A nesting site for dinosaur eggs found in South Africa is 100 million years older than the previous oldest site.
Palaeontologists found 10 separate nests, each containing clutches of up to 34 eggs measuring 6-7cm.
The fossils are of the prosauropod Massospondylus, a relative of the long-necked sauropods such as Diplodocus.
They suggest that Massospondylus returned to the site repeatedly, laying their eggs in groups in the earliest-known case of "colonial nesting".
The 190-million-year-old finds also included embryonic dinosaur skeletons, and are described in Proceedings of the National Academy of Sciences.
They were found in a 25m stretch of rock in South Africa's Golden Gate Highlands National Park.
The researchers suggest that many more sites remain embedded in the rock, which will be exposed as natural weathering processes continue.
But the current find already vastly extends what is known about dinosaurs in their earliest days on Earth.

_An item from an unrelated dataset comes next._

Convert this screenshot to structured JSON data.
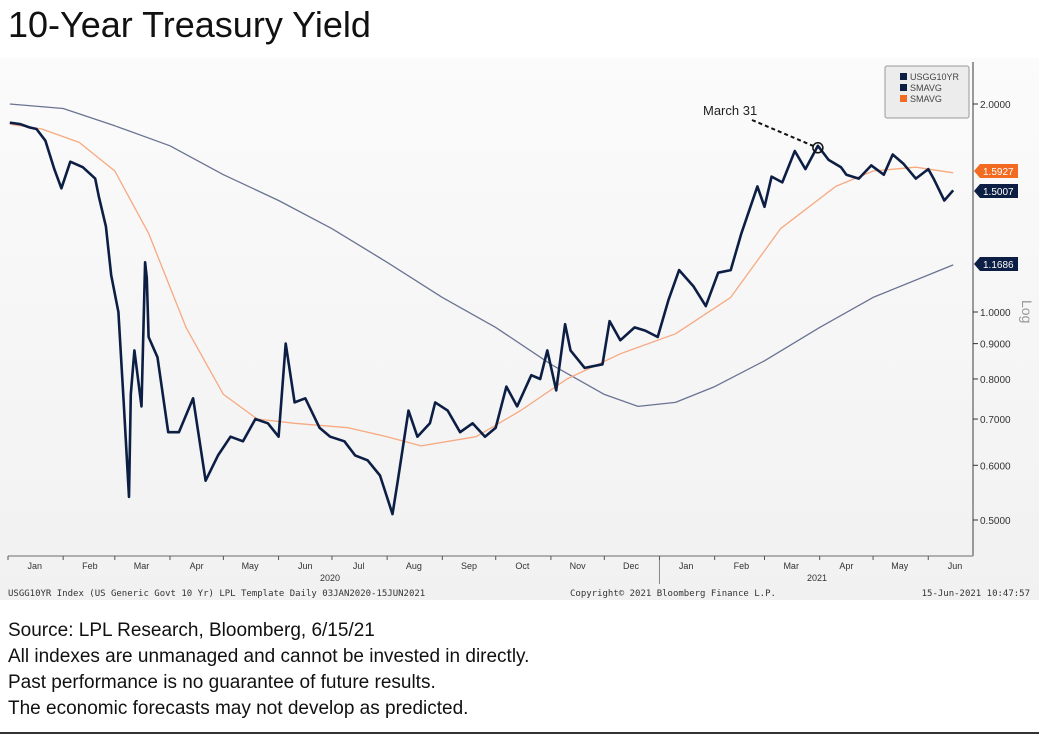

"Even though the fossil record of dinosaurs is extensive, we actually have very little fossil information about their reproductive biology, particularly for early dinosaurs," said David Evans, associate curator of vertebrate palaeontology at the Royal Ontario Museum.
"This amazing series of 190-million-year-old nests gives us the first detailed look at dinosaur reproduction early in their evolutionary history, and documents the antiquity of nesting strategies that are only known much later in the dinosaur record."